あなたが現在若返った先を心配していますが、彼女は年老いていくんですよ。当然年老いたその先どうなるかだなんて誰にもわかりません。彼女だって病気をすることも怪我をすることもあるんです。

 未来へのリスクは誰にでもあるんです。ナターシャさんにせめて別れたいの一言でもいいので連絡を。

 我々は明日7月9日の昼頃ピアーナで依頼主であるナターシャさんに今回の報告をします。アルバーノさんもその場に来ていただけませんか?」


「いや…だから」


「すぐ返答は難しいと思いますので、考えていただければと思います。」


 それだけ話すと二人はカップに残った紅茶を飲み干しアルバーノの家をでた。

 アルバーノが来るか否かは分からないが翌日だったがナターシャに進捗状況を説明したいという連絡をすると直ぐにいくという連絡がきて昼には少し早い11時に会うこととなった。



7月9日

 ピアーナ、ここはナターシャと二人で最後の夜を過ごしたレストランだった。

 アルバーノがピアーナを訪れるとウエイターに案内された席には先日自分の家にやってきた二人と、そして最後に会ったときより少しやつれた最愛の恋人がいた。

 最愛の恋人にそんな思いをさせてしまったと実感すると、彼女をみるだけで心は深く沈みアルバーノの歩幅はどんどん狭くなっていった。
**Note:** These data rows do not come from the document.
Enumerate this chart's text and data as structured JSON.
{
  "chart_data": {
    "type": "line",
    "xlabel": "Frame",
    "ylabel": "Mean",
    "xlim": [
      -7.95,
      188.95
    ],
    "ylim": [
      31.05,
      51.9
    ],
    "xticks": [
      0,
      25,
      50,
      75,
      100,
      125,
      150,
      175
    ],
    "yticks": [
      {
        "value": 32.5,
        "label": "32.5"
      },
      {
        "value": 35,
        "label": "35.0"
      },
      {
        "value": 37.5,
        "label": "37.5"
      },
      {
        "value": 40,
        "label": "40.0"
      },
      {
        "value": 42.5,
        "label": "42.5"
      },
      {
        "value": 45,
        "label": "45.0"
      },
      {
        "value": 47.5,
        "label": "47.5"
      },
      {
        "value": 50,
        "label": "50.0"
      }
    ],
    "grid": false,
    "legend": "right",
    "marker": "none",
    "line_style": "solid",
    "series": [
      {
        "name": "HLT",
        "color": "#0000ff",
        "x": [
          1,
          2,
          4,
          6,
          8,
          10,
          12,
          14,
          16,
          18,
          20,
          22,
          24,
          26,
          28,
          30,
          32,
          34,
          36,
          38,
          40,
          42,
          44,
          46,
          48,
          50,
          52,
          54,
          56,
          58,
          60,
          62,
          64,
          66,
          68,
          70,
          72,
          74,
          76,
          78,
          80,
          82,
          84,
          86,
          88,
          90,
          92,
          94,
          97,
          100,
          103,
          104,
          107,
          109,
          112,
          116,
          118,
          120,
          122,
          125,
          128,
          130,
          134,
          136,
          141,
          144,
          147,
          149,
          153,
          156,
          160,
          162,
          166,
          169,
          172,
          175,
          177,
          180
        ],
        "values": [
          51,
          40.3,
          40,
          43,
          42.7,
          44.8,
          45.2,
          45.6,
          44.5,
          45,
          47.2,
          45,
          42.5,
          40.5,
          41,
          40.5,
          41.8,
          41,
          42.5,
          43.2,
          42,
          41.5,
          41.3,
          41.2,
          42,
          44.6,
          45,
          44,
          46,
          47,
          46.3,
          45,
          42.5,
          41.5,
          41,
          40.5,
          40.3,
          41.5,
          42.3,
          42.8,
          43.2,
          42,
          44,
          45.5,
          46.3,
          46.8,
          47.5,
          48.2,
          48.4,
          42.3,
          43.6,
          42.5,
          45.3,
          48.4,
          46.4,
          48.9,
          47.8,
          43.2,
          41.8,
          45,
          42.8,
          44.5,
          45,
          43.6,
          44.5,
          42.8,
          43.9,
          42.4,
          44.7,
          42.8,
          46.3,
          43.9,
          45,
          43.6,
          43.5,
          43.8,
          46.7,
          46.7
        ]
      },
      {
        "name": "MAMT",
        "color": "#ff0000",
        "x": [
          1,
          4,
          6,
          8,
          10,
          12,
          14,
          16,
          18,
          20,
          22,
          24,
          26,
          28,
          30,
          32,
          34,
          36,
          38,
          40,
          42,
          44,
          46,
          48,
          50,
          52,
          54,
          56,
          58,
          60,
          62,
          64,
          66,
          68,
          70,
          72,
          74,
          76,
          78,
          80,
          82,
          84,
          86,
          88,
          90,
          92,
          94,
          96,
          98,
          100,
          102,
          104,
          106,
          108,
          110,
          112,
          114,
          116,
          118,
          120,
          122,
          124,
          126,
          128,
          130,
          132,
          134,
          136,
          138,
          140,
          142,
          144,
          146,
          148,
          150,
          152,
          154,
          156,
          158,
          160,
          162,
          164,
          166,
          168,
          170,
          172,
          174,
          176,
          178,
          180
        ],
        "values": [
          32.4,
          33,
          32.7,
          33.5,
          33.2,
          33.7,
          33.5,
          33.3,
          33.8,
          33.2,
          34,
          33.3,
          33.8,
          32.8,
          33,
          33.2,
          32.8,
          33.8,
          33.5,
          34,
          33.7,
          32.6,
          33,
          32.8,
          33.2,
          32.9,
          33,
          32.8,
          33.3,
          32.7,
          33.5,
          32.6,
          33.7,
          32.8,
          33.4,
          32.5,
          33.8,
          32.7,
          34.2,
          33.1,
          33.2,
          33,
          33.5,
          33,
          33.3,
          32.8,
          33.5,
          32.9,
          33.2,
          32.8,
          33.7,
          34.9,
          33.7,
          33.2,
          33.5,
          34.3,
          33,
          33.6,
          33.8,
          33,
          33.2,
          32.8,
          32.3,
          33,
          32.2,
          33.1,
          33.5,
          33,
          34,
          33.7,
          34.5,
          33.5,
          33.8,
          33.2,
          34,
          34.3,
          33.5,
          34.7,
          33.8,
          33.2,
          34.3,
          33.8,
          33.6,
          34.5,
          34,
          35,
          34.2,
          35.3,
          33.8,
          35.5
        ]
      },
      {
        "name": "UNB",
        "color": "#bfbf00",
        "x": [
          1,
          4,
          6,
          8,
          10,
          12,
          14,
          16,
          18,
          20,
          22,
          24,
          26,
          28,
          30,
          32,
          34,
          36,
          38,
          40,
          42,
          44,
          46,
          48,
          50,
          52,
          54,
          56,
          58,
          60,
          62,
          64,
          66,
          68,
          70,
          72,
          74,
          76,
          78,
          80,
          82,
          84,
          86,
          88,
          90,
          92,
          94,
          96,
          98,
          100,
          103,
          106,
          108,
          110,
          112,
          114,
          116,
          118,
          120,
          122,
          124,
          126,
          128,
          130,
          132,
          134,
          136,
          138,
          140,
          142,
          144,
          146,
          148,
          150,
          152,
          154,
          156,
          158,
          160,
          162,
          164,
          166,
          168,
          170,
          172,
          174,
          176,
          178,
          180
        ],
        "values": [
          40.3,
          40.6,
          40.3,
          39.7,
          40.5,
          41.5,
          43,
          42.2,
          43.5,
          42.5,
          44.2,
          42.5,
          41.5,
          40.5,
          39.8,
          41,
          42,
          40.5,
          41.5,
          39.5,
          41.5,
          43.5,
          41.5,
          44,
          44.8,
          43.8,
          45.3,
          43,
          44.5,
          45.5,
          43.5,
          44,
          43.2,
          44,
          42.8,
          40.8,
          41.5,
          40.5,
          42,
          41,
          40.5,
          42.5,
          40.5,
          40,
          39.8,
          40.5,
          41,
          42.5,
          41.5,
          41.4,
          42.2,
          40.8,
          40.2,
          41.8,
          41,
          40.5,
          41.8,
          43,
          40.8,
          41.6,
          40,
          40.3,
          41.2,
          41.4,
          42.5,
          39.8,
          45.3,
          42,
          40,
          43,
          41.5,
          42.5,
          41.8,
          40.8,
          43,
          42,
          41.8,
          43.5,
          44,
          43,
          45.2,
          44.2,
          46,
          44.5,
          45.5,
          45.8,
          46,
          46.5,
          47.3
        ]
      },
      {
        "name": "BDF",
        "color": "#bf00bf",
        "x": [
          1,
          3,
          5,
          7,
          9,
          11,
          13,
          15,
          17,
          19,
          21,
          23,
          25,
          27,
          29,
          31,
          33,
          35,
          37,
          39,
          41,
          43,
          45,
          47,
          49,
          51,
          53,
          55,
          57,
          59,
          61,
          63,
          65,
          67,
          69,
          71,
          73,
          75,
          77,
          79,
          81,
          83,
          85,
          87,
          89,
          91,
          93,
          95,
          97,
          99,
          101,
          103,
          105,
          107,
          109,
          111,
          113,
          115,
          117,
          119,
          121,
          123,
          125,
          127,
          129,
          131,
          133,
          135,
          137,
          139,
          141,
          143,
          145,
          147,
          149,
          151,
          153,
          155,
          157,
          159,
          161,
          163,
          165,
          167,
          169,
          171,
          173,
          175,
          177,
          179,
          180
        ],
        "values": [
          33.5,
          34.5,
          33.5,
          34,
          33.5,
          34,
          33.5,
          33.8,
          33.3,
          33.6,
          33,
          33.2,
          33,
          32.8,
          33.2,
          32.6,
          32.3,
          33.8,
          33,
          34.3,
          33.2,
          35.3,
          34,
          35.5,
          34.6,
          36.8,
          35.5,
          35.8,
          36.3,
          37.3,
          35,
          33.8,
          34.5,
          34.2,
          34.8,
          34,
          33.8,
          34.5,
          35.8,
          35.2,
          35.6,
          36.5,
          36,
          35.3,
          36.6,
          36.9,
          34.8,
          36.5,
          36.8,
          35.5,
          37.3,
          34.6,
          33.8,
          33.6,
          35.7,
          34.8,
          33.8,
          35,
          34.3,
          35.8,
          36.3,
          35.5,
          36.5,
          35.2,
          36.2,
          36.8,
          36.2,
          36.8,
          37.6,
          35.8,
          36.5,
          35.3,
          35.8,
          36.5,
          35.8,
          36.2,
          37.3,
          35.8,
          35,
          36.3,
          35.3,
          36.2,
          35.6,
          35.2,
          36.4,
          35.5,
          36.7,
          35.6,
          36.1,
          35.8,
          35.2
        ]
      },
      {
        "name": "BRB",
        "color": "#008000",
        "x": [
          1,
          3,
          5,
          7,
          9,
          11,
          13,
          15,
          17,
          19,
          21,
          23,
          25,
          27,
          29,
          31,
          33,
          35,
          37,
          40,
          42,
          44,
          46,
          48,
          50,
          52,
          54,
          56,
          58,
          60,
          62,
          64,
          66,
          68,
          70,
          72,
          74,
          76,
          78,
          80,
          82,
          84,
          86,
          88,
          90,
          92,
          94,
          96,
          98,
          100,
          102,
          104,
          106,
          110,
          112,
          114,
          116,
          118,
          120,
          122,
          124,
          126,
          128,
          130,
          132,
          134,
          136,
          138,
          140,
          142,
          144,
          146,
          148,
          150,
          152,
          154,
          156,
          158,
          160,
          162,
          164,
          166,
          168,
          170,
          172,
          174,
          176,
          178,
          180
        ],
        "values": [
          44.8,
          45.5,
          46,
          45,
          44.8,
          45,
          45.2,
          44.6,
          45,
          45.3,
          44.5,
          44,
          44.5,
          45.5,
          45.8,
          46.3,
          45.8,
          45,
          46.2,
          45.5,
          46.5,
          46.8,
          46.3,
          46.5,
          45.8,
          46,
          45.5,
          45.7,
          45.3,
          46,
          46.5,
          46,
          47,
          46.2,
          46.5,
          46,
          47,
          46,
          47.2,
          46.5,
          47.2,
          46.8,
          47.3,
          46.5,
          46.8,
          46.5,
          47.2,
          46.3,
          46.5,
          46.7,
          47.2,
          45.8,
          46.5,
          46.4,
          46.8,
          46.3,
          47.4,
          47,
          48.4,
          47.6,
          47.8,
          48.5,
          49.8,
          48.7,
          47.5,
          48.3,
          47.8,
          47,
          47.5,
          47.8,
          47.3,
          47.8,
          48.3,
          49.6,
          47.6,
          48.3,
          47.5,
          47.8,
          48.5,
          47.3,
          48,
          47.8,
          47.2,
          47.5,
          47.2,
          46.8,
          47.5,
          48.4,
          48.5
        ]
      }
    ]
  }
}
 もう帰ろうと引き返そうとしたその瞬間、アルバーノに気づいたナターシャが駆け寄り人前だというのに後ろから抱き着いた。先ほどまで心が沈み帰ろうとしていたというのに半年もの間離れていた時間が嘘のように心は未だに熱く高鳴りナターシャへの愛を囁いていた。

 そして口からでたのは「別れたい」の一言ではなく真逆の言葉だった。


「愛してる」


 別れの言葉を告げる口から自然にこぼれたのはその言葉で、それを聞いてナターシャは顔をゆがめ頷き続けた。